The first digital hospital in Turkey is pushing boundaries in the health sector. 3D hologram nurses welcome isitors and issue each patient with a digital card, which means that misdiagnosis and incorrect treatment are reduced. Important documents can be quickly and easily sent to other hospitals. Moreover, cameras record x-rays and the like so that the images can be seen via the Internet, democratising diagnosis.
Why it matters
Improving technology means that pioneering treatments are more widely known about and information can be shared more readily. Will this mean receiving the right care and finding out about new developments in healthcare becomes easier?

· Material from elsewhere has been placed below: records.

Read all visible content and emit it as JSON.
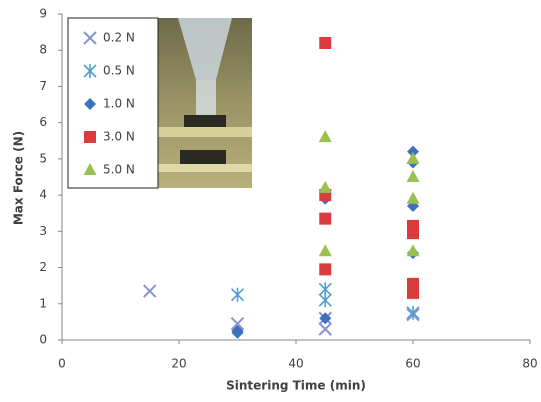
{
  "chart_data": {
    "type": "scatter",
    "x_label": "Sintering Time (min)",
    "y_label": "Max Force (N)",
    "xlim": [
      0,
      80
    ],
    "xticks": [
      0,
      20,
      40,
      60,
      80
    ],
    "ylim": [
      0,
      9
    ],
    "yticks": [
      0,
      1,
      2,
      3,
      4,
      5,
      6,
      7,
      8,
      9
    ],
    "grid": false,
    "legend": "upper-left",
    "series": [
      {
        "name": "0.2 N",
        "color": "#8b93cf",
        "marker": "x",
        "x": [
          15,
          30,
          45,
          45,
          60
        ],
        "values": [
          1.35,
          0.45,
          0.3,
          0.6,
          0.7
        ]
      },
      {
        "name": "0.5 N",
        "color": "#4f9ed1",
        "marker": "asterisk",
        "x": [
          30,
          45,
          45,
          60
        ],
        "values": [
          1.25,
          1.4,
          1.1,
          0.75
        ]
      },
      {
        "name": "1.0 N",
        "color": "#3f6fbf",
        "marker": "diamond",
        "x": [
          30,
          30,
          45,
          45,
          60,
          60,
          60,
          60
        ],
        "values": [
          0.25,
          0.2,
          0.6,
          3.9,
          5.2,
          4.9,
          3.7,
          2.4
        ]
      },
      {
        "name": "3.0 N",
        "color": "#d93c3c",
        "marker": "square",
        "x": [
          45,
          45,
          45,
          45,
          60,
          60,
          60,
          60
        ],
        "values": [
          8.2,
          4.0,
          3.35,
          1.95,
          3.15,
          2.95,
          1.55,
          1.3
        ]
      },
      {
        "name": "5.0 N",
        "color": "#98c14f",
        "marker": "triangle",
        "x": [
          45,
          45,
          45,
          60,
          60,
          60,
          60
        ],
        "values": [
          5.6,
          4.2,
          2.45,
          5.0,
          4.5,
          3.9,
          2.45
        ]
      }
    ]
  }
}
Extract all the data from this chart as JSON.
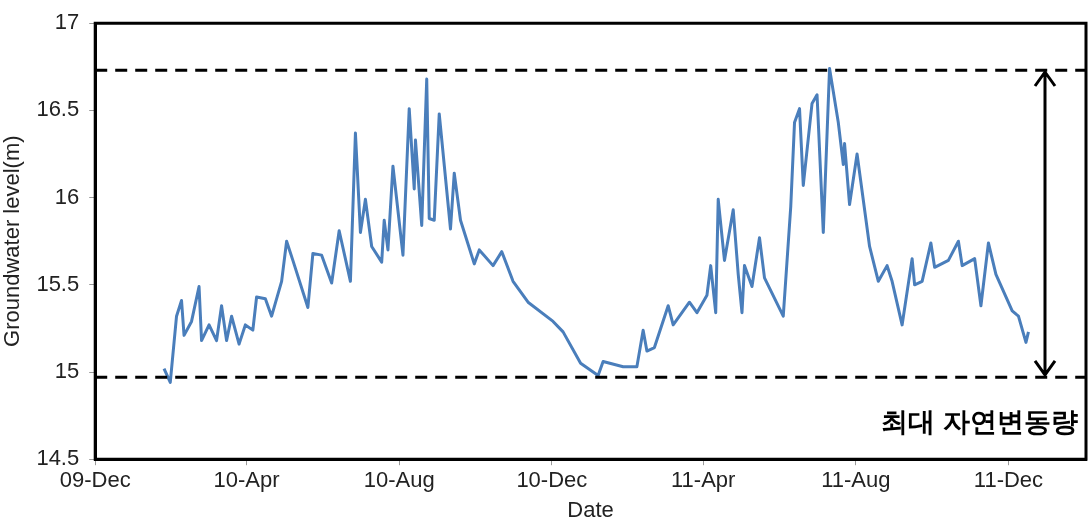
{
  "chart_data": {
    "type": "line",
    "xlabel": "Date",
    "ylabel": "Groundwater level(m)",
    "xlim": [
      "2009-12-01",
      "2012-02-01"
    ],
    "xticks": [
      {
        "value": "2009-12-01",
        "label": "09-Dec"
      },
      {
        "value": "2010-04-01",
        "label": "10-Apr"
      },
      {
        "value": "2010-08-01",
        "label": "10-Aug"
      },
      {
        "value": "2010-12-01",
        "label": "10-Dec"
      },
      {
        "value": "2011-04-01",
        "label": "11-Apr"
      },
      {
        "value": "2011-08-01",
        "label": "11-Aug"
      },
      {
        "value": "2011-12-01",
        "label": "11-Dec"
      }
    ],
    "ylim": [
      14.5,
      17
    ],
    "yticks": [
      14.5,
      15,
      15.5,
      16,
      16.5,
      17
    ],
    "grid": false,
    "legend": false,
    "marker": "none",
    "line_style": "solid",
    "ref_lines": [
      {
        "axis": "y",
        "value": 16.73,
        "color": "#000000",
        "line_style": "dashed"
      },
      {
        "axis": "y",
        "value": 14.97,
        "color": "#000000",
        "line_style": "dashed"
      }
    ],
    "annotations": [
      {
        "text": "최대 자연변동량",
        "x": "2011-12-30",
        "y": 16.73
      }
    ],
    "series": [
      {
        "color": "#4a7ebb",
        "x": [
          "2010-01-25",
          "2010-01-30",
          "2010-02-04",
          "2010-02-08",
          "2010-02-10",
          "2010-02-16",
          "2010-02-22",
          "2010-02-24",
          "2010-03-02",
          "2010-03-08",
          "2010-03-12",
          "2010-03-16",
          "2010-03-20",
          "2010-03-26",
          "2010-03-31",
          "2010-04-06",
          "2010-04-09",
          "2010-04-16",
          "2010-04-21",
          "2010-04-29",
          "2010-05-03",
          "2010-05-08",
          "2010-05-20",
          "2010-05-24",
          "2010-05-31",
          "2010-06-08",
          "2010-06-14",
          "2010-06-23",
          "2010-06-27",
          "2010-07-01",
          "2010-07-05",
          "2010-07-10",
          "2010-07-18",
          "2010-07-20",
          "2010-07-23",
          "2010-07-27",
          "2010-08-04",
          "2010-08-09",
          "2010-08-13",
          "2010-08-14",
          "2010-08-19",
          "2010-08-23",
          "2010-08-25",
          "2010-08-29",
          "2010-09-02",
          "2010-09-11",
          "2010-09-14",
          "2010-09-19",
          "2010-09-30",
          "2010-10-04",
          "2010-10-15",
          "2010-10-22",
          "2010-10-31",
          "2010-11-12",
          "2010-12-02",
          "2010-12-10",
          "2010-12-24",
          "2011-01-07",
          "2011-01-11",
          "2011-01-27",
          "2011-02-07",
          "2011-02-12",
          "2011-02-15",
          "2011-02-21",
          "2011-03-04",
          "2011-03-08",
          "2011-03-21",
          "2011-03-27",
          "2011-04-04",
          "2011-04-07",
          "2011-04-11",
          "2011-04-13",
          "2011-04-18",
          "2011-04-25",
          "2011-04-29",
          "2011-05-02",
          "2011-05-04",
          "2011-05-10",
          "2011-05-16",
          "2011-05-20",
          "2011-06-04",
          "2011-06-10",
          "2011-06-13",
          "2011-06-17",
          "2011-06-20",
          "2011-06-27",
          "2011-07-01",
          "2011-07-06",
          "2011-07-11",
          "2011-07-18",
          "2011-07-22",
          "2011-07-23",
          "2011-07-27",
          "2011-08-02",
          "2011-08-12",
          "2011-08-19",
          "2011-08-26",
          "2011-08-30",
          "2011-09-07",
          "2011-09-15",
          "2011-09-17",
          "2011-09-23",
          "2011-09-30",
          "2011-10-03",
          "2011-10-14",
          "2011-10-22",
          "2011-10-25",
          "2011-11-04",
          "2011-11-09",
          "2011-11-15",
          "2011-11-21",
          "2011-12-04",
          "2011-12-09",
          "2011-12-15",
          "2011-12-17"
        ],
        "values": [
          15.02,
          14.94,
          15.32,
          15.41,
          15.21,
          15.29,
          15.49,
          15.18,
          15.27,
          15.18,
          15.38,
          15.18,
          15.32,
          15.16,
          15.27,
          15.24,
          15.43,
          15.42,
          15.32,
          15.52,
          15.75,
          15.64,
          15.37,
          15.68,
          15.67,
          15.51,
          15.81,
          15.52,
          16.37,
          15.8,
          15.99,
          15.72,
          15.63,
          15.87,
          15.7,
          16.18,
          15.67,
          16.51,
          16.05,
          16.33,
          15.84,
          16.68,
          15.88,
          15.87,
          16.48,
          15.82,
          16.14,
          15.87,
          15.62,
          15.7,
          15.61,
          15.69,
          15.52,
          15.4,
          15.29,
          15.23,
          15.05,
          14.98,
          15.06,
          15.03,
          15.03,
          15.24,
          15.12,
          15.14,
          15.38,
          15.27,
          15.4,
          15.34,
          15.44,
          15.61,
          15.34,
          15.99,
          15.64,
          15.93,
          15.56,
          15.34,
          15.61,
          15.49,
          15.77,
          15.54,
          15.32,
          15.95,
          16.43,
          16.51,
          16.07,
          16.54,
          16.59,
          15.8,
          16.74,
          16.43,
          16.19,
          16.31,
          15.96,
          16.25,
          15.72,
          15.52,
          15.61,
          15.52,
          15.27,
          15.65,
          15.5,
          15.52,
          15.74,
          15.6,
          15.64,
          15.75,
          15.61,
          15.65,
          15.38,
          15.74,
          15.56,
          15.35,
          15.32,
          15.17,
          15.23
        ]
      }
    ]
  }
}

Following on the heels of WebMd and other medical diagnosis websites, patients are now turning to the internet to look for answers about which type of surgery or cosmetic procedure is right for them; and are now finding it easier to go online for advice from real physicians. The patients describe their issue, fill out a brief medical history, and upload pictures of the area they want treated. Within 24 hours, they receive a response from a local surgeon offering their suggestion and what it will cost. Then, at the patient’s leisure, they respond and set up a face-to-face appointment. Each online consultation costs $50; when an appointment has been agreed, the site allows both parties to swap contact information.
Yamamay Beauty & Fitness is a beauty care project that sees consumers interact with beauty professionals and each other. Users are encouraged to comment on every page of the site to spark discussion and content. Each week the person who’s posted the most comments, wins a prize and is published top of the leaders board on the site.